EFEITOS DOS HÁBITOS E DO USO OU NÃO USO DAS PARTES; VARIAÇÃO POR

CORRELAÇÃO; HEREDITARIEDADE

A mudança dos hábitos produz efeitos hereditários; poderia citar-se, por exemplo, a época da floração das plantas transportadas de um clima para outro. Nos animais, o uso ou não uso das partes tem uma influência mais considerável ainda. Assim, proporcionalmente ao resto do esqueleto, os ossos da asa pesam menos e os ossos da coxa pesam mais no canário doméstico que no canário selvagem. Ora, pode incontestâvelmente atribuir-se esta alteração a que o canário doméstico voa menos e marcha mais que o canário selvagem. Podemos ainda citar, como um dos efeitos do uso das partes, o desenvolvimento considerável, transmissível por hereditariedade, das mamas das vacas e das cabras nos países em que há o hábito de ordenhar estes animais, comparativamente ao estado desses órgãos nos outros países.

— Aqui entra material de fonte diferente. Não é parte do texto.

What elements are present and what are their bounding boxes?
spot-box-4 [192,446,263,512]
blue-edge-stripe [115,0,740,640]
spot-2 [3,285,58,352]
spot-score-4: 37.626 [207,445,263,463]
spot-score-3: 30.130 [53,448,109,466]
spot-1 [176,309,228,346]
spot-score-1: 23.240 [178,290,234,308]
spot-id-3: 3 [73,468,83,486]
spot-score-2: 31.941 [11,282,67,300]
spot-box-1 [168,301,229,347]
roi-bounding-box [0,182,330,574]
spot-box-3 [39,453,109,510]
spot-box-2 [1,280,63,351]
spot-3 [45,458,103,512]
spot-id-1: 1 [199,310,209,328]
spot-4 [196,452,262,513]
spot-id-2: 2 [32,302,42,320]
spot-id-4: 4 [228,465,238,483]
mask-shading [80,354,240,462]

Todos os animais domésticos têm, em alguns países, as orelhas pendentes; atribui-se esta particularidade ao facto de estes animais, tendo menos causas de alarme, acabarem por se não servir dos músculos da orelha, e esta opinião parece bem fundada. A variabilidade está submetida a muitas leis; conhecem-se imperfeitamente algumas, que em breve discutirei.